Saturday, March 19, 2011

Back to Lafferton

The Pure in Heart, Susan Hill

This is the second in Susan Hill's Simon Serrailler series. As I posted before, I was immediately drawn into the first, The Various Haunts of Men, immersed in the characters and the world of Lafferton.  As I'd also posted, though, I found it odd that the book was labeled "A Simon Serrailler Mystery" when the book seemed to be about so many people other than Simon.

The Pure in Heart, on the other hand, is a Simon book.  It opens in Venice, where he is on one of his regular drawing tours.  The story shifts quickly back to Lafferton, and to Simon's family and colleagues, as a child-snatching case unfolds.  Cat and Chris, Richard and Meriel, Nathan and Emma, Karin, are all there - and one character's absence weighs heavily.  Among the new characters is Andy Gunton, just coming out of prison and trying to find his place again.  I wanted him to find it and to be safe, I hope we see more of him.  Though the story shifts between their POVs, and introduces even more characters, this book seems rooted in Simon.

Though the title may refer to the kidnapped child, David, it also refers to Simon and Cat's sister Martha, profoundly disabled from birth.  At the end of this book, we know a family secret involving Martha -  a secret only two other people know - and not knowing when or even if this secret will be revealed should add an interesting level of tension to the next book.

Friday, March 18, 2011

The last Tiffany adventure?

I Shall Wear Midnight, Terry Pratchett

If this is the last book in Tiffany Aching series - well, I just hope it's not.  But if it is, Terry Pratchett has taken it to a wonderful end.  Of all his "series" that I've read (the Guards books, the DEATH books, the witches books), this is the strongest and best.  Each book builds on the last, and each sets the bar higher.  If I had to choose just one TP book, it would probably being Going Postal - but it might be one of the Tiffany books.

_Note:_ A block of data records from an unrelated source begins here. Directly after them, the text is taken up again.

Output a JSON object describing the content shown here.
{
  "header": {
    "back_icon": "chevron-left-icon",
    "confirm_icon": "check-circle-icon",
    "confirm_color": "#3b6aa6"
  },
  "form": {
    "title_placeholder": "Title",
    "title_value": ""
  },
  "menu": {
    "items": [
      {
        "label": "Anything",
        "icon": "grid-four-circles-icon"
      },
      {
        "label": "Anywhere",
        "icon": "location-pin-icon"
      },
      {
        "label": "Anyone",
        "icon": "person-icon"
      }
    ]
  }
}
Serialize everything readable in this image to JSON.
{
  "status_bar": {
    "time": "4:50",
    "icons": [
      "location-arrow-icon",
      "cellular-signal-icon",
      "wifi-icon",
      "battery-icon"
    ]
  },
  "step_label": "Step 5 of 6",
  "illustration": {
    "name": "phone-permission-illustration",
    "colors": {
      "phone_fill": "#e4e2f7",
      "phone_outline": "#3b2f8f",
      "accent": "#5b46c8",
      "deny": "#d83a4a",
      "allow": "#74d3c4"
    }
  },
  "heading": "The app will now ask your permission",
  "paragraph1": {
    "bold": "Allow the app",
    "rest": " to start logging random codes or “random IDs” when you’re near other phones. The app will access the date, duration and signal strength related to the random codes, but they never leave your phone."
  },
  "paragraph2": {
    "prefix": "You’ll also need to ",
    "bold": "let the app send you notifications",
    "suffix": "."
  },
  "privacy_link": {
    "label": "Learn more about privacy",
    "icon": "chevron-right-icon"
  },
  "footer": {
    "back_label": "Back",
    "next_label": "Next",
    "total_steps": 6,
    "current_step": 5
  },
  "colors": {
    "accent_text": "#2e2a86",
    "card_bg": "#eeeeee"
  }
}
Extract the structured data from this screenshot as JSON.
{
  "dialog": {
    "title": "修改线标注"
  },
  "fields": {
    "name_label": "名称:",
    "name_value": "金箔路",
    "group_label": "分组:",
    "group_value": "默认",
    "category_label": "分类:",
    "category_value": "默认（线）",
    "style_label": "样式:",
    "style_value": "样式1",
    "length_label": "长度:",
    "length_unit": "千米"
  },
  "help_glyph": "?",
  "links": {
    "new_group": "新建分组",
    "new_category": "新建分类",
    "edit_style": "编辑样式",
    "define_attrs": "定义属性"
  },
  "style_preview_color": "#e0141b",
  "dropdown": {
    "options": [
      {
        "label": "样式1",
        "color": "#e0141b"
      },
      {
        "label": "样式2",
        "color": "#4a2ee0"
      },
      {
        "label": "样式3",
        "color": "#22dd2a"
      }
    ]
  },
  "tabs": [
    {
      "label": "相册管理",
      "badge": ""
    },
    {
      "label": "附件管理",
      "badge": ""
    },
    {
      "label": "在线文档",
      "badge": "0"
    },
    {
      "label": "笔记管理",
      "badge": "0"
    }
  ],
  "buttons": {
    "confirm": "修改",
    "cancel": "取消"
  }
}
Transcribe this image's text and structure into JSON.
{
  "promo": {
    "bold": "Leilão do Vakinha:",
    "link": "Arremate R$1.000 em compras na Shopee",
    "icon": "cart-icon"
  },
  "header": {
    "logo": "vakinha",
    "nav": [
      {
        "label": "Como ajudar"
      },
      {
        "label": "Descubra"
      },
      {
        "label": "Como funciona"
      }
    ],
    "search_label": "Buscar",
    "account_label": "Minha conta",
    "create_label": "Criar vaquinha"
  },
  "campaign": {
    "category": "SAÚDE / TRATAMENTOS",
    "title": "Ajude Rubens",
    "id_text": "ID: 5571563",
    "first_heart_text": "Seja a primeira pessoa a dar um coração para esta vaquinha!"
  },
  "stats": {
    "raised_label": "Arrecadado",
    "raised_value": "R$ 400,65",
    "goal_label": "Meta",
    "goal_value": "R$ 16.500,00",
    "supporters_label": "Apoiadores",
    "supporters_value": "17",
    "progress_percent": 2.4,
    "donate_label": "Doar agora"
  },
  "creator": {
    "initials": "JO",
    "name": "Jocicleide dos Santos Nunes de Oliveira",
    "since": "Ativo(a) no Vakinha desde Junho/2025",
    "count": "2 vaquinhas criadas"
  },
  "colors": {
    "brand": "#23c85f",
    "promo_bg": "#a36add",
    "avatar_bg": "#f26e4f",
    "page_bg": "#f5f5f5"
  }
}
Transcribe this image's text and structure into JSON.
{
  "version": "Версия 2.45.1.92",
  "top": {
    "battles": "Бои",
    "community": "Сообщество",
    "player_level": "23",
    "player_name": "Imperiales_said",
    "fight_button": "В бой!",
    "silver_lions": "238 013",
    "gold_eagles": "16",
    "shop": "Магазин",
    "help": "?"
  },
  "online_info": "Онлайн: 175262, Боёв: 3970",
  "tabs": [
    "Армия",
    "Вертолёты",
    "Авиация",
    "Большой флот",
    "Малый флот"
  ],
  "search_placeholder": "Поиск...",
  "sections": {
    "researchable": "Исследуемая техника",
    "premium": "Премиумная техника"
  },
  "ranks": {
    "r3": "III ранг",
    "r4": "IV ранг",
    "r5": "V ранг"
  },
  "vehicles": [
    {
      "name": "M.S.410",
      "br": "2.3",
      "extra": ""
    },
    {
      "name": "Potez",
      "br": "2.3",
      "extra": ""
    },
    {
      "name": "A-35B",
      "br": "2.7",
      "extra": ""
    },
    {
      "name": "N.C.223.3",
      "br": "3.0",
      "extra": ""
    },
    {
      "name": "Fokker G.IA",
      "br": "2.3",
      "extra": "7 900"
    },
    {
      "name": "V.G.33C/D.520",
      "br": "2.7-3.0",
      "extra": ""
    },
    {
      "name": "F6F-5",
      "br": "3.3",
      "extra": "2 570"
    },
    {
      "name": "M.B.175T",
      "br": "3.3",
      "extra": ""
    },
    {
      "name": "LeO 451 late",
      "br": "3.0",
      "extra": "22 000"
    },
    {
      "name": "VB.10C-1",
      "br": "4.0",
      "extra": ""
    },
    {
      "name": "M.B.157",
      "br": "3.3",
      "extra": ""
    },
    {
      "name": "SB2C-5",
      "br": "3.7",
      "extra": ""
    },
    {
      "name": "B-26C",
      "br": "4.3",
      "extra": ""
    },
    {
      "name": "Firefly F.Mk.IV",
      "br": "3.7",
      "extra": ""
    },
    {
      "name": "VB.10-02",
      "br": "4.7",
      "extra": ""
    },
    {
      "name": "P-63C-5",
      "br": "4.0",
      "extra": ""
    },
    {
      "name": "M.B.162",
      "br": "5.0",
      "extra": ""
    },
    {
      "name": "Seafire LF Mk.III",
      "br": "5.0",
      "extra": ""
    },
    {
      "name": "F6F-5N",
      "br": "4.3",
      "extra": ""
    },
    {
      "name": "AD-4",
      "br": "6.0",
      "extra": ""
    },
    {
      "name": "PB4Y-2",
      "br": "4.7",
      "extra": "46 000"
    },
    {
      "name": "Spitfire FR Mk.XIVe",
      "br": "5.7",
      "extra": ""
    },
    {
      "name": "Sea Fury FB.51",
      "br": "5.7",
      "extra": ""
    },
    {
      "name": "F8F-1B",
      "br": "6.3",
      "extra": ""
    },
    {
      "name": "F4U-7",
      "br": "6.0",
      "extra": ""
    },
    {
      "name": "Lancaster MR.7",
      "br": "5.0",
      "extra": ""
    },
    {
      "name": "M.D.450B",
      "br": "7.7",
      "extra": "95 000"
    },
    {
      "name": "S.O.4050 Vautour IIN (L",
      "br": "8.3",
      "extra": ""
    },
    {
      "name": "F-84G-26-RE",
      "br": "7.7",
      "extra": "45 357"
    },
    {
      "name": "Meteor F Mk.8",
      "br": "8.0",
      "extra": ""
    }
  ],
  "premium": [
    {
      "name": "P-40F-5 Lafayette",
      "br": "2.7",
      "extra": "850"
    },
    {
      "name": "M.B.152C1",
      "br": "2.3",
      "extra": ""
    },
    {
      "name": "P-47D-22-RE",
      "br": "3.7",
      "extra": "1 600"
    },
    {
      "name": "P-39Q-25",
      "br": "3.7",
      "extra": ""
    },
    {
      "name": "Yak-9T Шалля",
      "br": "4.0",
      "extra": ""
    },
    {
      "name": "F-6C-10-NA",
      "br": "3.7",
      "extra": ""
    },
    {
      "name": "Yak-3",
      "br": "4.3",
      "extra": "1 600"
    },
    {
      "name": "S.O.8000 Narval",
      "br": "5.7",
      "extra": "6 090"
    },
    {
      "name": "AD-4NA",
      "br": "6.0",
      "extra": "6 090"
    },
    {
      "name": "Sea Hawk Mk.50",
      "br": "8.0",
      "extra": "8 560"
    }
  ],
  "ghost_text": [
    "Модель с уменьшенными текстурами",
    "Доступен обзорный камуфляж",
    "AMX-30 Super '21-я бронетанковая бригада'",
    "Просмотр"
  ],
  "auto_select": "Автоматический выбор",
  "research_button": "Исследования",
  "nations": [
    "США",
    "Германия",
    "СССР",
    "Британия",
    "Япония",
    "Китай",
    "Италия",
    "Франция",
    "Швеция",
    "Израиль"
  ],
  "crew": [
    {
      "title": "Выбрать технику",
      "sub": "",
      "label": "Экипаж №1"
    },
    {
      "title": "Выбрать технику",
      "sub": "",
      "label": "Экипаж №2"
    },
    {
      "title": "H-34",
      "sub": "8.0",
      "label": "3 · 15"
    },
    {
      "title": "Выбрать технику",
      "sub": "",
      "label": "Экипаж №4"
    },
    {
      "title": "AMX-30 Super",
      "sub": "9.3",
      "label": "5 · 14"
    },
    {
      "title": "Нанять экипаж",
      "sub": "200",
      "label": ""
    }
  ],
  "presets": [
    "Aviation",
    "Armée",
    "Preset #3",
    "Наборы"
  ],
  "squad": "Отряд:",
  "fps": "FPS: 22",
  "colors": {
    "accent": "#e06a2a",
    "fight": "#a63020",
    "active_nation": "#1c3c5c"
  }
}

In this book, Tiffany is finally back on the Chalk, as the witch of her own village, her own people.  She is 16, on her own, with people's lives in her hands, including the Baron's, who is dying.  Suddenly there are hints of witch fever, talk of curses and evil spells, from people who have known Tiffany all her life but who now see her as different, and maybe dangerous.  The Cunning Man is abroad.

Of course, it wouldn't be a Tiffany story without the Nac Mac Feegle there to protect their Hag o'the Hills, and in the end their kelda and their hill.  Granny Weatherwax and Nanny Ogg make their appearance late in the story, but they leave Tiffany to find her own solutions (they're just there as insurance), though she does get help from the legendary woman wizard Eskarina Smith. Tiffany even gets to travel to Ankh-Morpok, where she meets not just Mrs. Proust of Boffo fame, but also Carrot, Vimes, and Angua [apparently I missed her promotion to Captain]. I'm sure the Patrician was fully briefed on the affair of the King's Head; sadly he was absent from the story, though Death has a walk-on role. Which did make me wonder, what would Tiffany and Susan Sto Helit make of each other?

It was interesting to see connections with Lark Rise to Candleford, of all things, as in the "rough music" and the fair that opens the book.  It's explained partly by the author note at the end, where TP talks about growing up in a Lark Rise-ish cottage.

I hear there is a new Vimes book coming this year. I'm so thankful that Terry Pratchett is well enough to continue writing, and writing so well.

Monday, March 14, 2011

My favorite cat sitter

Raining Cat Sitters and Dogs, Blaize Clement

Sitting down with the fifth in Blaize Clement's mystery series was like catching up with old friends, and I was captivated from the first pages.  I have enjoyed every book in this series so much.  The main character, Dixie Hemingway ("no relation to you-know-who"), is an ex-police officer, recovering from devastating loss who has rebuilt her life around a new career as a pet-sitter.  Like all my favorite series, this has a lively cast of continuing characters, including Dixie's Greek-god brother Michael and his equally stunning partner Paco, and a wide range of the pets Dixie cares for.  Those pets play major roles in the stories, and they are true characters as much as the humans, described in loving detail but never with sentimentality.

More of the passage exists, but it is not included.